Ford will begin making a full suite of safety and driver assistance technology, including a front collision system with automatic emergency braking, standard on all of its new vehicles, starting this fall with the refreshed 2019 Ford Edge SUV. The move covers Ford cars and SUVs, as well as F-150 pickup trucks.
The suite bundles a range of current assistance tech into a single package, which Ford has branded Ford Co-Pilot360 and will make standard. The bundle includes automatic braking with pedestrian detection, as well as a blind spot warning with rear cross-traffic alert, a backup camera, a driver attention alert, and a lane-keep assist that provides a warning and a steering nudge when the vehicle begins to drift out of the lane.
It also includes automatic high beams, which the Insurance Institute for Highway Safety credits with enabling increased use of high beams for safety. Ford says that in 2019, it will add rear automatic emergency braking to Ford Co-Pilot360 and plans to add further safety aids in the future. It says that 91 percent of its vehicles in North America will have a standard Co-Pilot360 safety package by 2020. Ford says it also will make a version of the system with automatic braking system optional for its heavier commercial trucks by 2020.
Ford’s move comes as automakers move with varying speed to meet a voluntary agreement between the industry and federal safety regulators in 2016 to make the forward collision system with automatic emergency braking standard on all new cars, SUVs and light trucks by 2022, and heavier vehicles by 2025. It is considered the most important of the new technologies in its potential to increase safety. These systems are designed to automatically brake when an emergency is detected by the car’s sensors. IIHS estimated at that time that the brake technology could cut rear-end crashes by 40 percent. And the National Transportation Safety Board reported that more than 80 percent of the 1,700 deaths and half-million injuries a year in rear-end collisions could be avoided or mitigated if all vehicles had automatic emergency braking systems.

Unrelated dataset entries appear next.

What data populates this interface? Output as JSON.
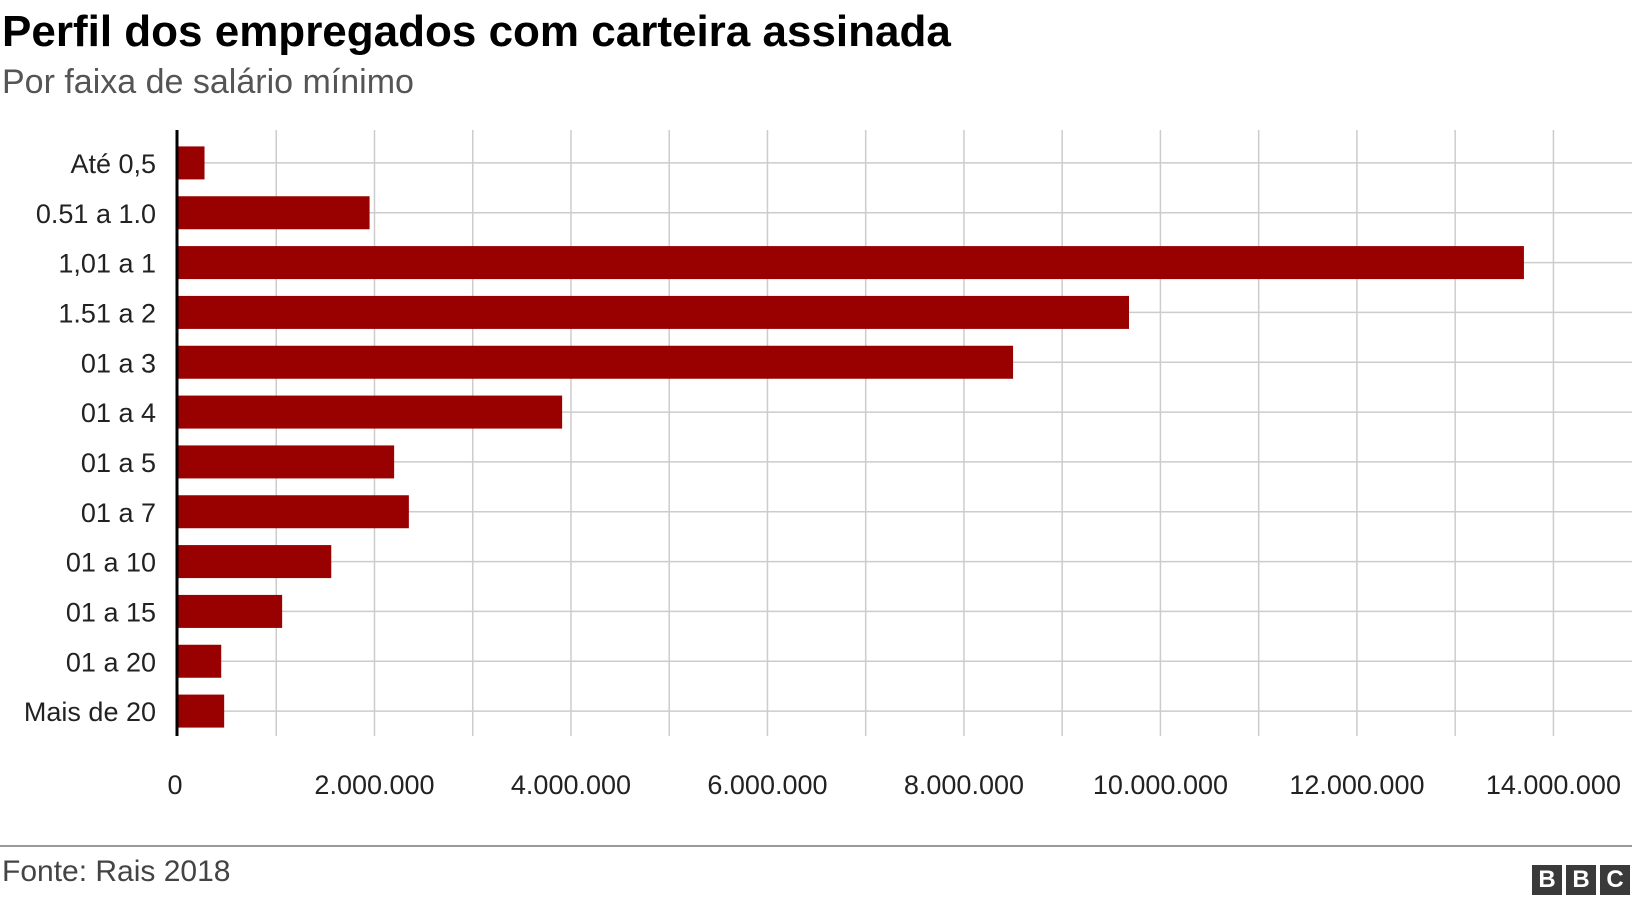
{
  "header": {
    "title": "Perfil dos empregados com carteira assinada",
    "subtitle": "Por faixa de salário mínimo"
  },
  "footer": {
    "source": "Fonte: Rais 2018",
    "logo": [
      "B",
      "B",
      "C"
    ]
  },
  "colors": {
    "bar": "#990000",
    "grid": "#cccccc",
    "axis": "#000000"
  },
  "chart_data": {
    "type": "bar",
    "orientation": "horizontal",
    "title": "Perfil dos empregados com carteira assinada",
    "subtitle": "Por faixa de salário mínimo",
    "categories": [
      "Até 0,5",
      "0.51 a 1.0",
      "1,01 a 1",
      "1.51 a 2",
      "01 a 3",
      "01 a 4",
      "01 a 5",
      "01 a 7",
      "01 a 10",
      "01 a 15",
      "01 a 20",
      "Mais de 20"
    ],
    "values": [
      270000,
      1950000,
      13700000,
      9680000,
      8500000,
      3910000,
      2200000,
      2350000,
      1560000,
      1060000,
      440000,
      470000
    ],
    "xlim": [
      0,
      14800000
    ],
    "ticks": [
      0,
      2000000,
      4000000,
      6000000,
      8000000,
      10000000,
      12000000,
      14000000
    ],
    "tick_labels": [
      "0",
      "2.000.000",
      "4.000.000",
      "6.000.000",
      "8.000.000",
      "10.000.000",
      "12.000.000",
      "14.000.000"
    ],
    "grid": true,
    "legend": "none"
  }
}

Ford follows Toyota, which moved quickly and has a version of its Safety Sense safety-tech package with auto emergency braking standard on all but five lower-volume Toyota and Lexus models for 2018. Among other examples, Nissan has auto emergency braking standard on eight of its highest-volume 2018 models. And Honda has widened availability by making its Honda Sensing package with auto braking systems at least optional, if not standard, on almost all of its models and trim levels. Still, it will be many years before most vehicles on U.S. roads are equipped with the technology.